W Starogardzie Gdańskim z wielkim żalem rozstają się z Evanem Ravenelem. Amerykanin do momentu odniesienia kontuzji był liderem zespołu i świetnie prezentował się na parkietach Tauron Basket Ligi. Środkowy przeciętnie notował 18,5 punktu i 9,3 zbiórki w każdym meczu.
[ad=rectangle]
- Zawodnik miał taki sam zapis w kontrakcie, że pierwszy miesiąc w trakcie kontuzji ma wypłacony w 100 procentach, z kolei drugi - połowę tej sumy.
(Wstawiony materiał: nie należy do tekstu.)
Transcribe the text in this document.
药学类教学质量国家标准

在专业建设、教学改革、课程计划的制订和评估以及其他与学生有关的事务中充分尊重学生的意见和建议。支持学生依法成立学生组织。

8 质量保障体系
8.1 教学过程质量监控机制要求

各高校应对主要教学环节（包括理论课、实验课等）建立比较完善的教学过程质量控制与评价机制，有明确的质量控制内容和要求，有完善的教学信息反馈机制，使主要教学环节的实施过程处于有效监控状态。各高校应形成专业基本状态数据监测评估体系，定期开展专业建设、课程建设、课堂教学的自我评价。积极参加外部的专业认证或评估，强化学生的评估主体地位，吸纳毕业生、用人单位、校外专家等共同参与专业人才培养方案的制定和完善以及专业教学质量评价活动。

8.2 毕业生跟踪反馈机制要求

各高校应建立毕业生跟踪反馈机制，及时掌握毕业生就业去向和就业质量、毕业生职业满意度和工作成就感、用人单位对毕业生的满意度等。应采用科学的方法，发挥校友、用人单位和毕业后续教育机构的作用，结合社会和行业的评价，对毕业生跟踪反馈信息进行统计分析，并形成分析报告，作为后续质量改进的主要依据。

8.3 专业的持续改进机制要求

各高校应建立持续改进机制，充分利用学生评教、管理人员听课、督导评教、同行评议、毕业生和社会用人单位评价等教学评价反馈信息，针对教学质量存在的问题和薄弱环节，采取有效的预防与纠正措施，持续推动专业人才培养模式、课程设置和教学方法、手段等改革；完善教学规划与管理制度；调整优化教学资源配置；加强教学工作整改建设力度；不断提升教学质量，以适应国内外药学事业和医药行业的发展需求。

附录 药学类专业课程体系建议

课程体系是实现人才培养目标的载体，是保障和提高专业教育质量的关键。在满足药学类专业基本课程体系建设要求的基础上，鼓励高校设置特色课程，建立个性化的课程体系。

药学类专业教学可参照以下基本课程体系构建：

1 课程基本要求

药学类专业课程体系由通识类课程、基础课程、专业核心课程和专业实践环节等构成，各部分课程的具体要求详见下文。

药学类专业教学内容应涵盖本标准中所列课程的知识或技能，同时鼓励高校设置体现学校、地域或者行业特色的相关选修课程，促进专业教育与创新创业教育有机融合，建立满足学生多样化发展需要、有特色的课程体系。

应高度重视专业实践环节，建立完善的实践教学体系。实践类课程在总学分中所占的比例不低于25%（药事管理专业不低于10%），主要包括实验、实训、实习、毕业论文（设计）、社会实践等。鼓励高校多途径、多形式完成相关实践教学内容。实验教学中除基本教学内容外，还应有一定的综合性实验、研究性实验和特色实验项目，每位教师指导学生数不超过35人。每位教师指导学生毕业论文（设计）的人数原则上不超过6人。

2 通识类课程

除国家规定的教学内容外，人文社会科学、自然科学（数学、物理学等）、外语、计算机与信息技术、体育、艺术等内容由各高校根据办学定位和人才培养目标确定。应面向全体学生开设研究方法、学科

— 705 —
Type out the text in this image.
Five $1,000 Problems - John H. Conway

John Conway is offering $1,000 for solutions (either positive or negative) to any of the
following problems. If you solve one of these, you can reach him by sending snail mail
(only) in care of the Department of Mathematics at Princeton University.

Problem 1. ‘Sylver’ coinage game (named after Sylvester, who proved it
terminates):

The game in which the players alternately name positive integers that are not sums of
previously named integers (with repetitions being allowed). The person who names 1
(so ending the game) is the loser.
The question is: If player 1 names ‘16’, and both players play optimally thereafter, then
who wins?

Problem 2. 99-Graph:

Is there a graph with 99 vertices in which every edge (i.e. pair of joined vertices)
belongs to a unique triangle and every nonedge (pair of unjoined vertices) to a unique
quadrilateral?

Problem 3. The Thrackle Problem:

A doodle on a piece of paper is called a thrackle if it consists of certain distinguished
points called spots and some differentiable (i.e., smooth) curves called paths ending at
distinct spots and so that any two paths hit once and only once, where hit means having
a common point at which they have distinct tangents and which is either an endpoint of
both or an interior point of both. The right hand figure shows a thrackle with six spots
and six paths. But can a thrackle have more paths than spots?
W umowie zawarliśmy również to, że w momencie 60 dni przerwy od treningów, można rozwiązać kontrakt bez dodatkowych kosztów. Zawodnikowi zostaną więc wypłacone pieniądze i na dniach ma podpisać porozumienie w sprawie rozwiązania umowy - przyznaje Roman Olszewski, prezes Polpharmy Starogard Gdański.
Cała procedura rozwiązania umowy przebiegała w bardzo przyjaznej atmosferze. Zawodnik nie miał do klubu żadnych pretensji. - Spotkaliśmy się z Evanem parę dni temu. On, ale i także i klub, bardzo żałuje, że musi zakończyć przedwcześnie sezon. Taki zawodnik był nam niezbędny do realizacji celów przedsezonowych. Świetnie spisywał się w trakcie rozgrywek. Był naszym liderem, ale niestety taki jest sport. Kontuzje też się przydarzają. Zawodnik serdecznie podziękował za opiekę medyczną - zaznacza Olszewski.
Amerykanin kontuzji kolana nabawił się przed spotkaniem z Treflem Sopot. Miał wrócić po miesiącu, ale do dnia dzisiejszego na parkiet już nie powrócił. - Evan potrzebuje jednak jeszcze miesiąc bądź dwa na to, aby dojść do zdrowia - zaznacza Olszewski.